BETHEL – The western Maine town which became famous 225 years ago for suffering the last Indian raid in New England, is celebrating its history this weekend.

Bethel, or Sudbury Canada as it was known when granted township status in 1768, is to begin its 27th annual, three-day Sudbury Canada Days celebration at 7:30 p.m. Friday, Aug. 11.

David H. Watters, director of the Center for New England Culture at the University of New Hampshire in Durham, N.H., is to present the 15th annual Hall Memorial Lecture on “New England’s Legacy: Memory and Identity in an American Region,” in the Mason House Exhibit Hall.

The bulk of the activities begin Saturday, Aug. 12, and end Sunday, Aug. 13.

No town buildings are to be burned, unlike what happened in the first few 50-year anniversaries of the Aug. 3, 1781, raid by western Abenaki Indians, no town buildings will be burned, Randy Bennett, curator of collections and assistant director of the Bethel Historical Society said Wednesday afternoon.

“In 1881, they burned a building, and in 1931, they burned a log cabin located behind Gould Academy, but, in 1981, they didn’t burn any buildings,” Bennett said, because by then, historians realized that the Abenakis didn’t burn buildings in the raid.

Instead, they ransacked them, killing two people and taking several captives to the British in Canada for bounty. One captive, a Bethel man, returned to Sudbury Canada and wrote a book about the experience, which will be on display during the festival, Bennett said.

At least 20 members of an 18th century re-enactment troupe will be commemorating the 225th anniversary of the raid in some fashion, but Bennett doubted they’d officially recreate the attack.

“We may also have someone from the Penobscot Nation do a talk and demonstration about building birch bark canoes,” Bennett said.

Other Saturday activities include a horseshoe tournament starting at 10 a.m., and at 1 p.m., a children’s parade based on the theme, “Early settlers and the Indians;” old-time children’s games, an ice cream-eating contest, and traditional craft demonstrations and exhibits.

Additionally, from 1 to 4 p.m., there will be a flower and art show, historical films, and a farming and logging exhibit.

Both a badminton and croquet tournament begin at 2 p.m. A Log Driver’s Bean Supper with pies will start at 5 p.m., Bennett said.

It is the only Sudbury Days event that isn’t free.

A re-enactors presentation at 7 p.m. ends the day.

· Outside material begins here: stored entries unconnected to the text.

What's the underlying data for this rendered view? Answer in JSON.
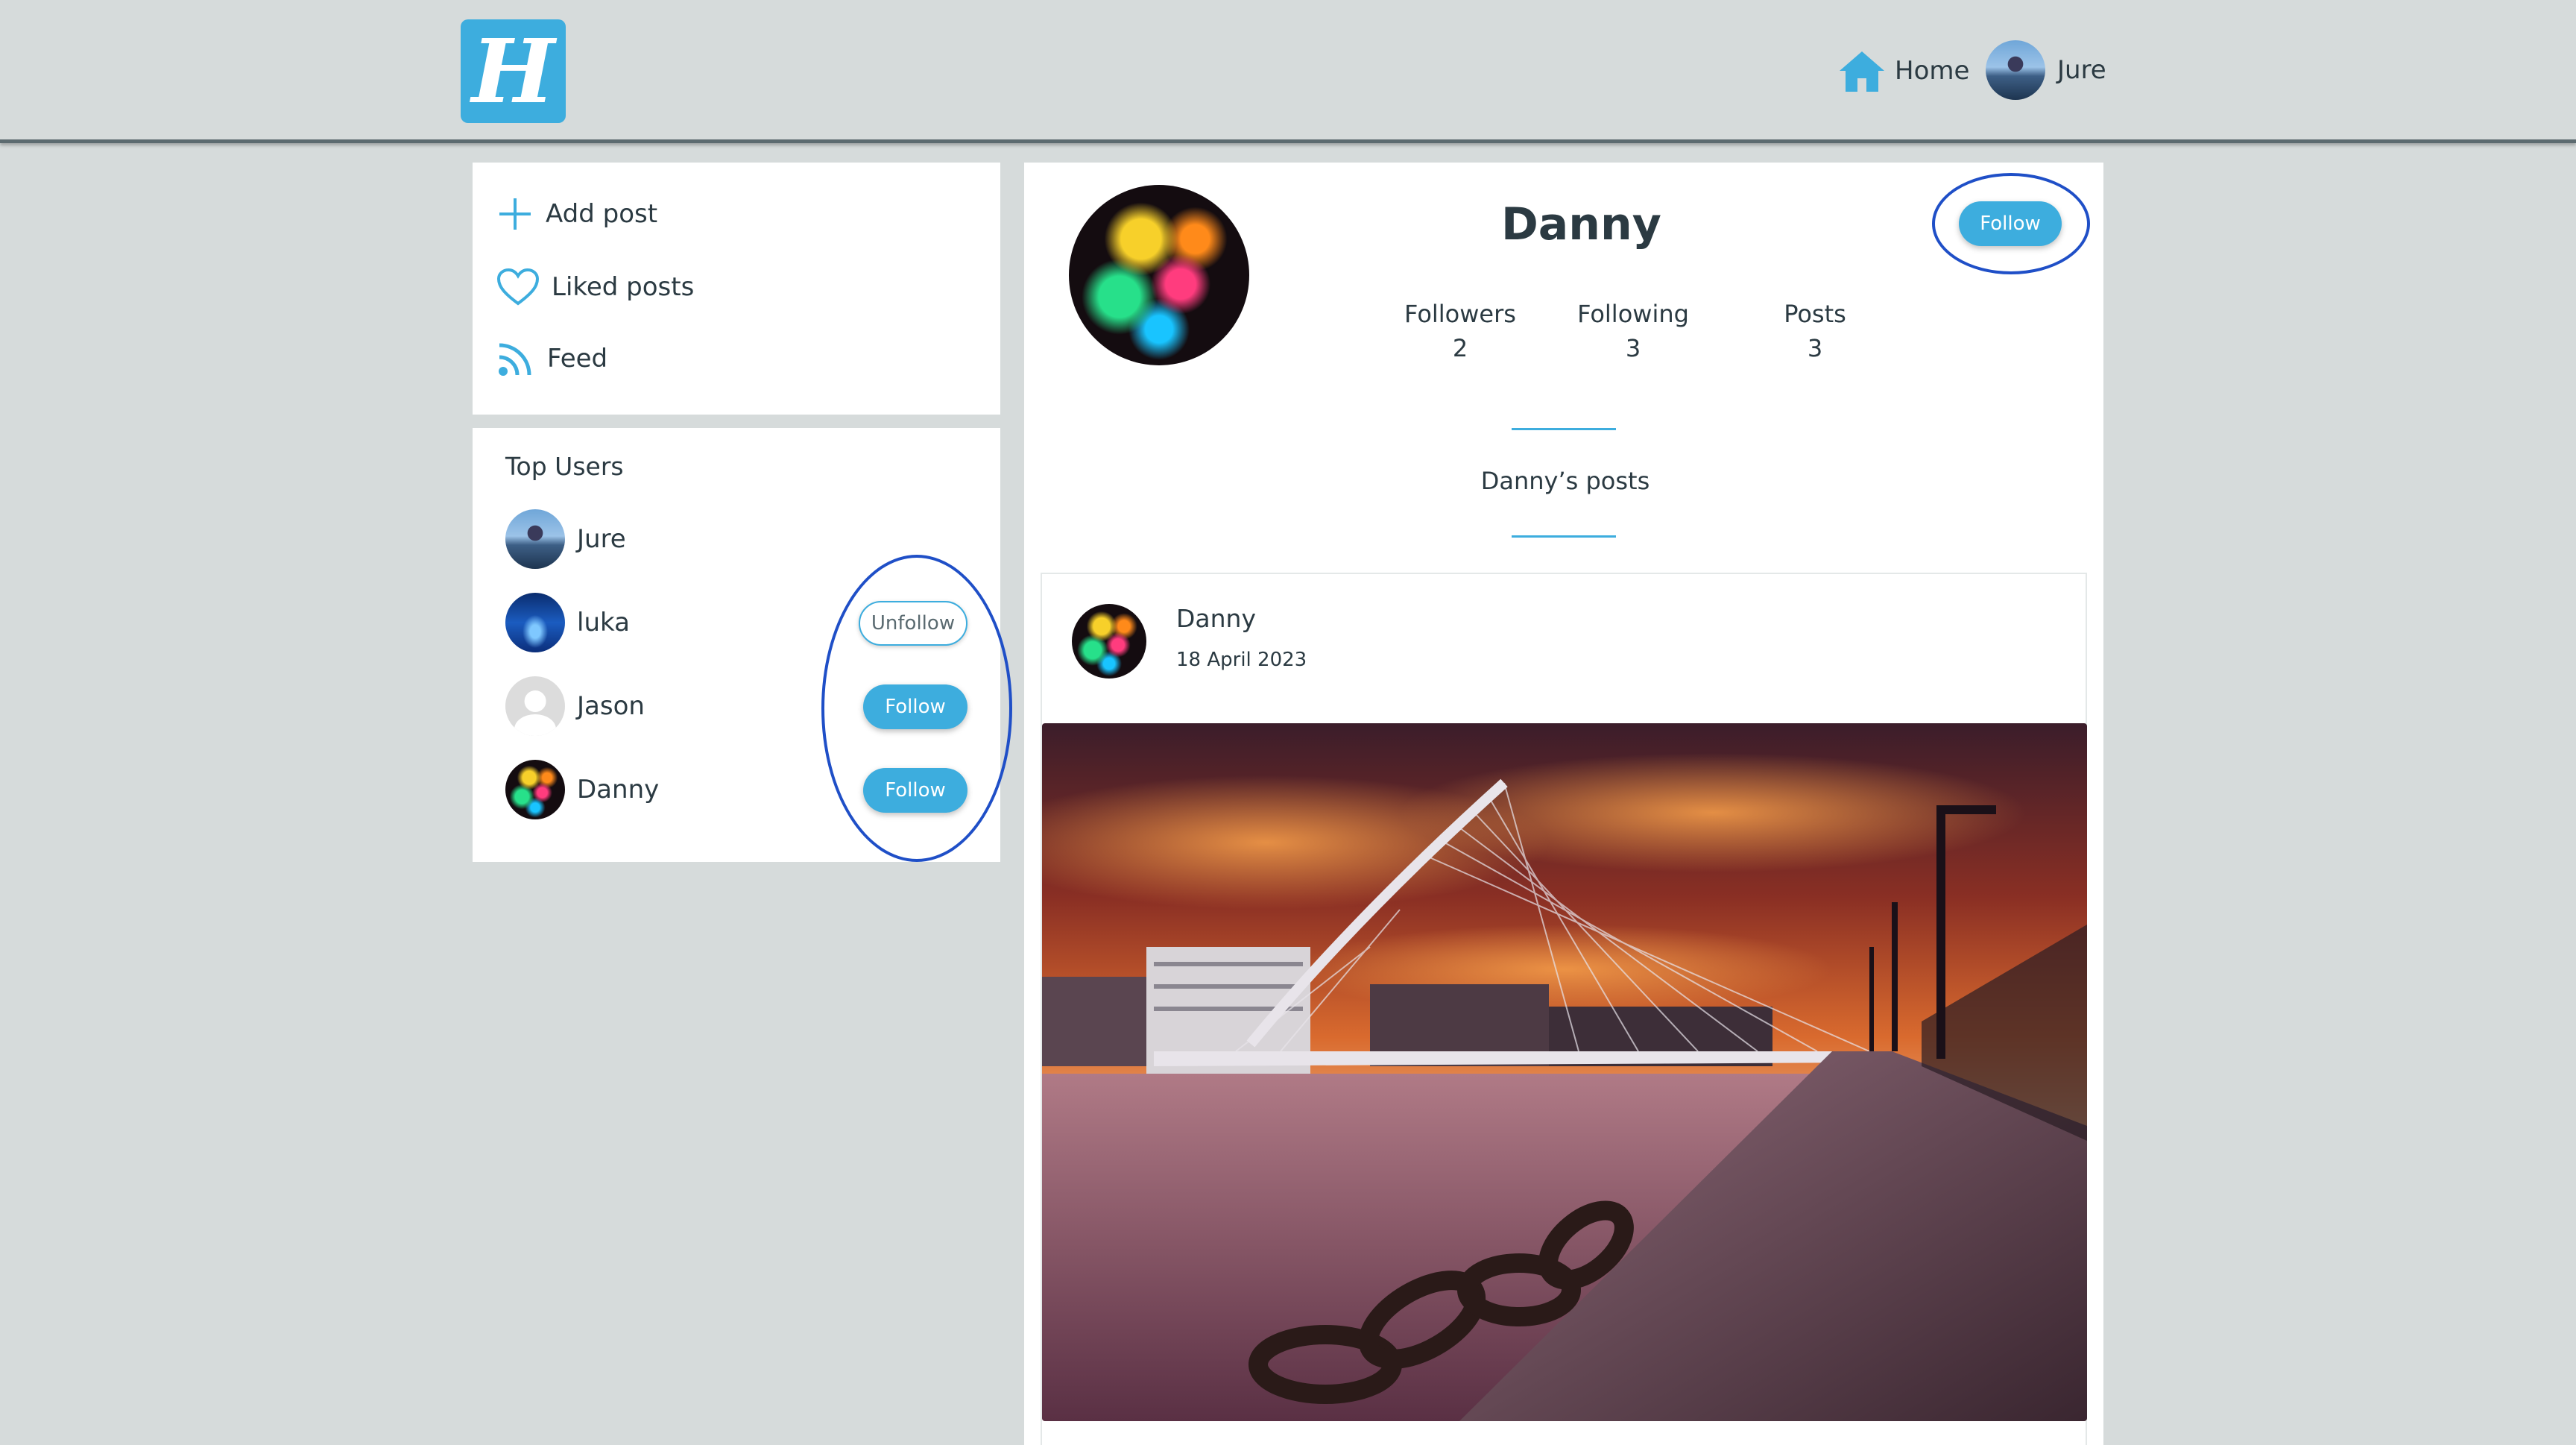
{
  "header": {
    "logo_letter": "H",
    "home_label": "Home",
    "user_label": "Jure"
  },
  "menu": {
    "items": [
      {
        "label": "Add post",
        "icon": "plus-icon"
      },
      {
        "label": "Liked posts",
        "icon": "heart-icon"
      },
      {
        "label": "Feed",
        "icon": "rss-icon"
      }
    ]
  },
  "top_users": {
    "title": "Top Users",
    "users": [
      {
        "name": "Jure",
        "button": ""
      },
      {
        "name": "luka",
        "button": "Unfollow"
      },
      {
        "name": "Jason",
        "button": "Follow"
      },
      {
        "name": "Danny",
        "button": "Follow"
      }
    ]
  },
  "profile": {
    "name": "Danny",
    "follow_label": "Follow",
    "stats": [
      {
        "label": "Followers",
        "value": "2"
      },
      {
        "label": "Following",
        "value": "3"
      },
      {
        "label": "Posts",
        "value": "3"
      }
    ],
    "posts_title": "Danny’s posts"
  },
  "post": {
    "author": "Danny",
    "date": "18 April 2023"
  },
  "colors": {
    "accent": "#3dadde",
    "background": "#d6dbdb",
    "text": "#2b3a42",
    "annotation": "#1f4fc7"
  }
}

From 1 to 4 p.m. Sunday, Aug. 13, the flower show, historical films, and farming and logging exhibit continue.

New this year, Bennett said, is a 2 p.m. lecture and book signing by Thomas C. Hubka, author of “Big House, Little House, Back House, Barn.”

His presentation and slide show in the Mason House Exhibit Hall is “Maine’s Connected Farm Buildings: The Uncommon Architecture of the Common Farmer.”

At 7 p.m., an old-time hymn sing starts in the Middle Intervale Meetinghouse on Intervale Road in Bethel.

“It sounds like the weather will be cooperative, so, we’re hoping for a good turnout. In busy times, we’ve had a few hundred people. At other times, 60 to 70. So, we’re hoping for several hundred,” Bennett said.